Très puissant, ce style est l’une des plus importantes boxes de Shaolin. Maître Liang a reçu cet enseignement de l’un des héritiers directs de Hung Hei Gun.


Les origines

Hung Hei-Gun (en cantonais) ou Hong Xiguan(en mandarin) serait né dans la province de Guangdong. La légende lui réserve une généalogie prestigieuse : élevé dans une famille royale éloignée, il serait un descendant du prince Liang (Zhu Wenzhong), le quinzième fils de l'empereur Chongzhen des Ming.

Très engagé dans la résistance contre la dynastie mandchoue Qing qui, depuis 1644, contrôle la Chine, Hung Hei Gun aurait changé son nom « Jyu » en « Hung », en hommage au premier prestigieux empereur Ming (Hung Mo), afin de cacher sa véritable identité et se soustraire aux poursuites.


D’abord négociant en thé, Hung aurait rejoint le temple Shaolin de Fukien avec d'autres rebelles pour échapper aux Qing. Il y aurait appris la boxe shaolin avec Gee Sin Sim Si, spécialisé dans le style du tigre. Ce style convenant parfaitement à sa morphologie et à son tempérament, il serait rapidement devenu le meilleur élève du moine. De nouveau menacés par le pouvoir, moines et rebelles auraient fui de nouveau vers le Sud, cachés au sein d’une troupe d'opéra chinois itinérante. La légende raconte qu’ils se seraient alors jurés de répandre l'art shaolin et de lutter contre les Qing. Leur mot d’ordre, « renverser les Qing et restaurer les Ming », serait à l'origine de la création des triades.
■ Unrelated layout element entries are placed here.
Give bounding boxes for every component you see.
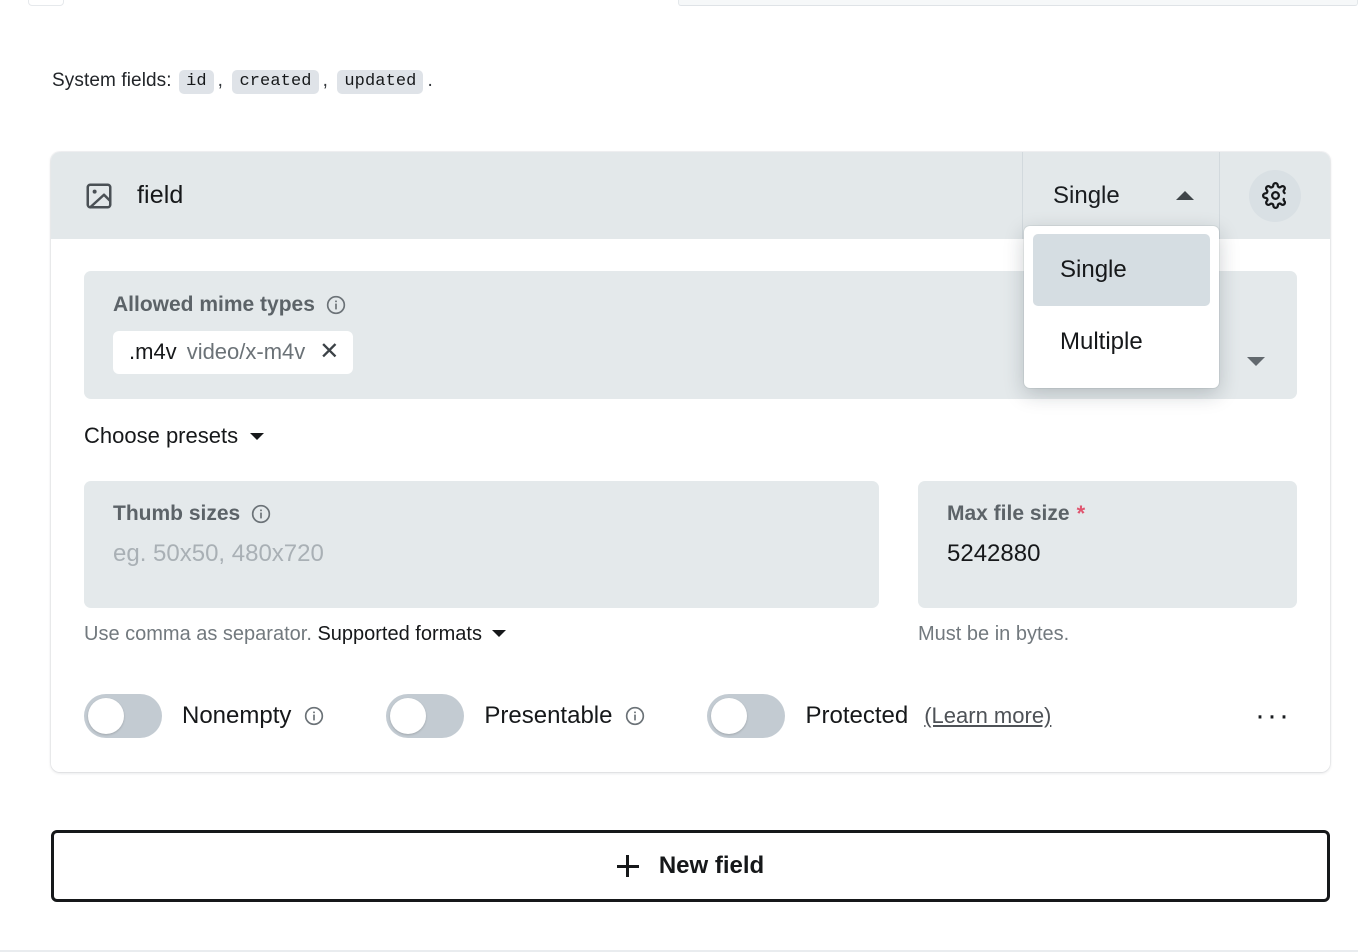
chevron-up-icon xyxy=(1176,191,1194,200)
gear-icon xyxy=(1261,182,1289,209)
dropdown-option-single[interactable]: Single xyxy=(1033,234,1210,306)
mime-type-chip[interactable]: .m4v video/x-m4v ✕ xyxy=(113,331,354,374)
toggle-presentable[interactable]: Presentable xyxy=(386,694,645,738)
toggle-presentable-switch[interactable] xyxy=(386,694,465,738)
thumb-sizes-label: Thumb sizes xyxy=(113,502,241,525)
field-options-toggles: Nonempty Presentable Protected (Learn mo… xyxy=(84,694,1297,738)
secondary-select-collapsed[interactable] xyxy=(1223,273,1296,395)
chevron-down-icon xyxy=(250,432,265,440)
thumb-sizes-placeholder: eg. 50x50, 480x720 xyxy=(113,540,324,567)
max-file-size-label: Max file size xyxy=(947,502,1070,525)
top-cutoff-panel-left xyxy=(28,0,64,6)
info-icon[interactable] xyxy=(625,706,645,726)
system-fields-terminator: . xyxy=(427,70,433,91)
field-name-input[interactable]: field xyxy=(137,181,183,210)
system-fields-separator-2: , xyxy=(322,70,328,91)
mime-chip-extension: .m4v xyxy=(129,339,177,364)
plus-icon xyxy=(616,855,639,877)
thumb-sizes-input[interactable]: Thumb sizes eg. 50x50, 480x720 xyxy=(84,481,879,608)
info-icon[interactable] xyxy=(326,295,346,315)
toggle-knob xyxy=(390,698,427,734)
field-type-value: Single xyxy=(1053,181,1120,209)
chevron-down-icon xyxy=(491,630,506,637)
toggle-nonempty-label: Nonempty xyxy=(182,702,292,729)
chevron-down-icon xyxy=(1247,357,1265,366)
thumb-sizes-helper-text: Use comma as separator. xyxy=(84,623,312,645)
max-file-size-input[interactable]: Max file size * 5242880 xyxy=(918,481,1297,608)
thumb-sizes-label-row: Thumb sizes xyxy=(113,502,852,526)
thumb-sizes-helper: Use comma as separator. Supported format… xyxy=(84,623,879,646)
field-settings-zone xyxy=(1220,152,1330,239)
max-file-size-column: Max file size * 5242880 Must be in bytes… xyxy=(918,481,1297,646)
toggle-presentable-label: Presentable xyxy=(484,702,613,729)
system-fields-separator-1: , xyxy=(217,70,224,91)
toggle-nonempty[interactable]: Nonempty xyxy=(84,694,324,738)
toggle-knob xyxy=(88,698,124,734)
required-marker: * xyxy=(1076,501,1086,526)
system-fields-label: System fields: xyxy=(52,70,172,91)
ellipsis-icon[interactable]: ··· xyxy=(1249,697,1297,735)
close-icon[interactable]: ✕ xyxy=(319,340,339,364)
max-file-size-value: 5242880 xyxy=(947,540,1041,567)
new-field-button-label: New field xyxy=(658,852,765,879)
top-cutoff-panel-right xyxy=(678,0,1358,6)
toggle-knob xyxy=(711,698,748,734)
toggle-nonempty-switch[interactable] xyxy=(84,694,162,738)
toggle-protected-switch[interactable] xyxy=(707,694,786,738)
thumb-sizes-column: Thumb sizes eg. 50x50, 480x720 Use comma… xyxy=(84,481,879,646)
max-file-size-label-row: Max file size * xyxy=(947,502,1270,526)
allowed-mime-types-label: Allowed mime types xyxy=(113,293,315,316)
system-field-updated: updated xyxy=(337,70,424,94)
choose-presets-dropdown[interactable]: Choose presets xyxy=(84,423,265,449)
toggle-protected[interactable]: Protected (Learn more) xyxy=(707,694,1051,738)
system-fields-line: System fields: id, created, updated. xyxy=(52,70,435,94)
sizes-row: Thumb sizes eg. 50x50, 480x720 Use comma… xyxy=(84,481,1297,646)
info-icon[interactable] xyxy=(304,706,324,726)
mime-chip-type: video/x-m4v xyxy=(186,339,306,364)
field-options-button[interactable] xyxy=(1249,169,1301,222)
system-field-created: created xyxy=(232,70,319,94)
choose-presets-label: Choose presets xyxy=(84,423,239,448)
learn-more-link[interactable]: (Learn more) xyxy=(924,703,1051,729)
max-file-size-helper: Must be in bytes. xyxy=(918,623,1070,645)
info-icon[interactable] xyxy=(251,504,271,524)
field-header-drag-zone[interactable]: field xyxy=(51,152,1022,239)
dropdown-option-multiple[interactable]: Multiple xyxy=(1033,306,1210,378)
image-icon xyxy=(84,181,137,211)
new-field-button[interactable]: New field xyxy=(51,830,1330,902)
field-editor-page: System fields: id, created, updated. fie… xyxy=(0,0,1358,952)
system-field-id: id xyxy=(179,70,214,94)
field-type-dropdown-menu: Single Multiple xyxy=(1024,226,1219,388)
supported-formats-dropdown[interactable]: Supported formats xyxy=(317,623,482,645)
toggle-protected-label: Protected xyxy=(805,702,909,729)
Au cours de ses voyages, Hung aurait épousé Fong Wing Chun (à ne pas confondre avec Yim Wing Chun, créatrice du Wing Chun), une experte du style de la grue. Elle aurait enseigné ce style à son époux qui aurait combiné les mouvements doux et fluides de la grue à ceux simples et puissants du tigre de Shaolin.


Bravant l’interdiction de pratiquer le Kung Fu, Hung aurait enseigné secrètement son art au temple du Grand Bouddha de la province de Guangdong avant de créer sa propre école à Canton lorsque cette pratique fut de nouveau autorisée. Il aurait baptisé son art « Hung Gar » ou « Hong jia quan » (Boxe de la famille Hung) afin de cacher aux Manchous son lien avec le Temple Shaolin. Devenu l'un des meilleurs pratiquants d'arts martiaux, Hung Hei Gun serait mort vers 90 ans.


Style Chang Quan

À la différence du Hap Quan ou du Hong Quan, le Chang Quan n‘est pas un style traditionnel.

Il est en fait la synthèse moderne de plusieurs anciens styles du Nord, créée à l’époque de la Chine populaire. En effet, cette dernière, d‘abord méfiante à l‘égard des arts martiaux traditionnels – jugés potentiellement subversifs, a rapidement perçu l’intérêt de ces pratiques pour exalter le sentiment patriotique. Elle en a fait une discipline sportive et pour mettre en place des compétitions, a encouragé la création de formes standardisées, à l’instar du Chang Quan. Les compétiteurs pouvaient ainsi être jugés sur des enchaînements équivalents.